Stocks tumble amid Facebook's record $237 billion rout
The stock market tumbled on Thursday after Facebook-parent Meta reported disappointing quarterly results and said it lost users for the first time in its history. The social media giant's value plunged by about $237 billion — the biggest one-day loss for a publicly traded company in stock market history.
The Dow slipped 518 points, or 1.5%, to close at 35,111 on Thursday, while the broad-based S&P 500-stock index lost 2.4% and the tech-heavy Nasdaq composite shed 3.7%.
Meta shares plunged $85.24, or 26%, to end at $237.76.
Before Thursday, the largest single-day decline in market value was recorded by Apple, which shrank by $180 billion in September 2020, according to Bloomberg News. Microsoft's market cap shed $178 billion in March 2020, making it the biggest loss following Apple, the news company said.
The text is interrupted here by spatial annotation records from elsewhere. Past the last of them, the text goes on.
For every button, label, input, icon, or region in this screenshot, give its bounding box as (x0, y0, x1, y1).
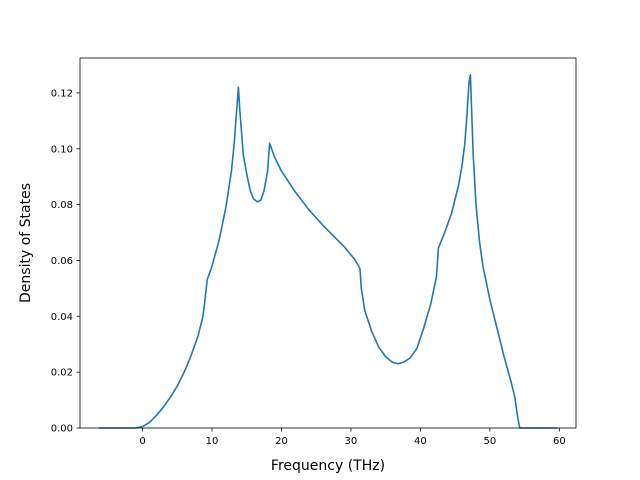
ticks-layer: 0 10 20 30 40 50 60 0.00 0.02 0.04 0.06 0.08 0.10 0.1… (51, 88, 566, 447)
x-tick-label: 60 (553, 436, 566, 447)
y-tick-label: 0.02 (51, 368, 73, 379)
x-axis-label: Frequency (THz) (271, 458, 385, 474)
y-tick-label: 0.10 (51, 144, 73, 155)
x-tick-label: 10 (206, 436, 219, 447)
plot-frame (79, 57, 577, 429)
y-tick-label: 0.00 (51, 424, 73, 435)
dos-line-series-0 (98, 73, 558, 429)
series-layer (98, 73, 558, 429)
x-tick-label: 30 (345, 436, 358, 447)
x-tick-label: 0 (139, 436, 145, 447)
y-tick-label: 0.12 (51, 88, 73, 99)
plot-area (80, 58, 576, 428)
y-axis-label: Density of States (18, 183, 34, 303)
y-tick-label: 0.08 (51, 200, 73, 211)
y-tick-label: 0.06 (51, 256, 73, 267)
x-tick-label: 20 (275, 436, 288, 447)
x-tick-label: 50 (483, 436, 496, 447)
y-tick-label: 0.04 (51, 312, 73, 323)
x-tick-label: 40 (414, 436, 427, 447)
Meta's stumble Thursday pulled down other social media companies, with shares of Snap losing 23% and Twitter dropping 5.6%. Meta's massive size — it was worth almost $900 billion before it tumbled — underscores the influence that the largest tech players now have on the stock market and on the fortunes of investors big and small.
Meta's profits fell last quarter, which CEO Mark Zuckerberg attributed to increasing competition from rival TikTok and a shift in the way users engage with content on Facebook and Meta-owned Instagram. Analysts also noted that Facebook is investing heavily in new products to draw a younger audience, including its budding Metaverse business.
The company last year spent $10 billion on its Reality Labs unit, which is working on developing its Metaverse service, a virtual-reality platform that Zuckerberg has called "the successor of the mobile internet."
"Although we think [Meta] is looking to retool to better serve a younger audience (18-29 age group), it will take significant time to fully execute and will come at a high price," said Angelo Zino, senior equity analyst at CFRA Research, who cut his 12-month price target on Meta's stock to $294 per share from $357.
Meantime, Meta's core business saw a drop in its daily active users for the first time. Facebook's customer base slipped from 1.93 billion daily active users to 1.929 billion. Although a small decline, the dip is raising investor concerns about Meta's growth prospects.
Zuckerberg blamed the drop in users to mounting competition from rivals such as TikTok.
"People have a lot of choices for how they want to spend their time, and apps like TikTok are growing very quickly, '' Zuckerberg said on a call with investors Wednesday.
Editor's note: This story initially reported that Facebook had experienced the two largest one-day declines in market value in stock market history. That is incorrect. According to Bloomberg News, Apple had the second-largest single-drop in market capitalization when its value fell $180 billion in September 2020.